Reflexive, Symmetric, And Transitive

Question

Define a relation R on $\Bbb{Z}$ as follows: $$ (x, y) \in R \qquad \text{if and only if} \qquad x \cdot y > 0 $$

• Is R reflexive?

• Is R symmetric?

• Is R transitive?

I think it's not reflexive because $x \cdot y \ngtr x \cdot y$ and not symmetric because $0 \ngtr x \cdot y$.

I am not sure about transitivity.

Please provide explanations.

Answer 1

I’m afraid that you’ve badly misunderstood reflexivity and symmetry.

Reflexivity of $R$ means that $\langle x,x\rangle\in R$ for each $x\in\Bbb Z$, i.e., that $x^2>0$ for every $x\in\Bbb Z$. This is almost true: $x^2>0$ for every $x\in\Bbb Z$ except $0$. $0^2=0\not>0$, so $\langle 0,0\rangle\notin R$, and $R$ is not reflexive.

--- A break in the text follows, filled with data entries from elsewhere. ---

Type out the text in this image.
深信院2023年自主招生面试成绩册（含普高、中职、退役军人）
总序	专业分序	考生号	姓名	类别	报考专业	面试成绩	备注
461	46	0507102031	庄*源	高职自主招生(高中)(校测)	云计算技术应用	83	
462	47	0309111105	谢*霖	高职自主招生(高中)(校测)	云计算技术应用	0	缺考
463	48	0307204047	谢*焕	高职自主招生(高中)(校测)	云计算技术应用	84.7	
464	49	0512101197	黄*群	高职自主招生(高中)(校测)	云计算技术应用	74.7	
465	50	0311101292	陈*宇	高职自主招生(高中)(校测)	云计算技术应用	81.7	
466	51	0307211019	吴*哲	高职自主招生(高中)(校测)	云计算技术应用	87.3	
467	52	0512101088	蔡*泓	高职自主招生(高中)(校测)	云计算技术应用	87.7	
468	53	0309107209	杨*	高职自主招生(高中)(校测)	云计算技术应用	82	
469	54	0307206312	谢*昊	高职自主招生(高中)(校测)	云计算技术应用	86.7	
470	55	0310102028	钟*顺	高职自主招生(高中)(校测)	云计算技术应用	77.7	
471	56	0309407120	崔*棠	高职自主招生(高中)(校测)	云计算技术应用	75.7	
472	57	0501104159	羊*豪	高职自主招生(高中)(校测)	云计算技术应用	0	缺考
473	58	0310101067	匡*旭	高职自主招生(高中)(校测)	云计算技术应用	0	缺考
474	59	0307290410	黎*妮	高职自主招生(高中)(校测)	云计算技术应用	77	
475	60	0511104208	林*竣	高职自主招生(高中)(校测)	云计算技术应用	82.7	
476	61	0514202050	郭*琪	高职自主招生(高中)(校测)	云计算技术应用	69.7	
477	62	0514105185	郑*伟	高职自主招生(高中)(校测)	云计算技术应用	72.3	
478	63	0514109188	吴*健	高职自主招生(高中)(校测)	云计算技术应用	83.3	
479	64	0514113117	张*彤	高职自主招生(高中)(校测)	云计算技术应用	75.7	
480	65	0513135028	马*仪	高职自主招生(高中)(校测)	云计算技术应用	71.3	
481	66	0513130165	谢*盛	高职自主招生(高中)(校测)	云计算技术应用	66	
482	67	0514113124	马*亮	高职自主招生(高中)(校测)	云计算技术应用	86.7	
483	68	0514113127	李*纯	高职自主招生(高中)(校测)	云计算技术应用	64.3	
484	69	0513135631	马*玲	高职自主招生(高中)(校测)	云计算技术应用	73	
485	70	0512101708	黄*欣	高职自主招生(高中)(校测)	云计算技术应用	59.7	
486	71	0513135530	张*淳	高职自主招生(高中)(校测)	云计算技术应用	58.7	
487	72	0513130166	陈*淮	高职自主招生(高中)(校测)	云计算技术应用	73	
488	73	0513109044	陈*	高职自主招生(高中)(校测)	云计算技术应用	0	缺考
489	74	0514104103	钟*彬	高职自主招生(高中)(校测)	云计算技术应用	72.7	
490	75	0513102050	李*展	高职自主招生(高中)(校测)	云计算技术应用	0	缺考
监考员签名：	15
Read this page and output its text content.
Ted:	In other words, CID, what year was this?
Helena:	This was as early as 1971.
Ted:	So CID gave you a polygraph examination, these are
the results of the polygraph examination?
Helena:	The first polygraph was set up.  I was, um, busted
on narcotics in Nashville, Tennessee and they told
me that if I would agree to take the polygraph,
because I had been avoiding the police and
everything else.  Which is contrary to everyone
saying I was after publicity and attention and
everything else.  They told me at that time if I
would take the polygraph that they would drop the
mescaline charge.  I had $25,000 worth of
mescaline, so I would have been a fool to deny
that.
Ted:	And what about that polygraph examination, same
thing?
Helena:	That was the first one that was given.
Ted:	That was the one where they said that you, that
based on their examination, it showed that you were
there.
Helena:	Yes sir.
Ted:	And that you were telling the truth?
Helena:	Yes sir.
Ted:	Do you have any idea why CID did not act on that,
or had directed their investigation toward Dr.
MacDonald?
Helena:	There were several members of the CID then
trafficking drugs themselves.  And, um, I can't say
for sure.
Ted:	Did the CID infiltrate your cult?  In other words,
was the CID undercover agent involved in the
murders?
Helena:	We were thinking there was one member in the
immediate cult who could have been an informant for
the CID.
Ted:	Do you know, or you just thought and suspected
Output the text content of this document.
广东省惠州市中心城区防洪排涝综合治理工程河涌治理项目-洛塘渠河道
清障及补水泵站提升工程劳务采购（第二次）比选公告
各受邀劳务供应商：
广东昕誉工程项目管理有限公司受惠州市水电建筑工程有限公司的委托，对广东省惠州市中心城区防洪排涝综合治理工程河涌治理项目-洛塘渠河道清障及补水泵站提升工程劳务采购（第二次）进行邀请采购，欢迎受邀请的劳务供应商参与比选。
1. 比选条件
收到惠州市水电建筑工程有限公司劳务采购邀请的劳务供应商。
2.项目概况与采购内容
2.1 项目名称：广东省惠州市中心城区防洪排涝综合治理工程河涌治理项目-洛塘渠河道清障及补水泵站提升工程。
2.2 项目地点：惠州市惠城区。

Symmetry of $R$ means that if $\langle x,y\rangle\in R$, then $\langle y,x\rangle\in R$ as well. Suppose that $\langle x,y\rangle\in R$; that means that $xy>0$. Of course $yx=xy$, so $yx>0$, too, and therefore $\langle y,x\rangle\in R$. Thus, $R$ is symmetric.

Transitivity of $R$ means that if $\langle x,y\rangle\in R$ and $\langle y,z\rangle\in R$, then $\langle x,z\rangle\in R$. Suppose that $\langle x,y\rangle\in R$ and $\langle y,z\rangle\in R$; that means that $xy>0$ and $yz>0$. Does this guarantee that $xz>0$? Yes, so $R$ is transitive. There are at least two ways to see this.

• One is to observe that if $xy>0$ and $yz>0$, then $(xy)(yz)>0$, i.e., $xzy^2>0$. We know that $y\ne 0$, because if $y$ were $0$, $xy$ would also be $0$, and it isn’t. Therefore $y^2>0$, and we can divide the inequality $xzy^2>0$ by $y^2$ to find that $xz>0$.

• The other is to realize that since $xy>0$, $x$ and $y$ must have the same algebraic sign: either both are positive, or both are negative. Similarly, $yz>0$ implies that $y$ and $z$ have the same algebraic sign. But then $x$ and $z$ both have the same sign as $y$, so they must have the same sign as each other; this ensures that their product is positive, i.e., that $xz>0$, and hence that $\langle x,z\rangle\in R$.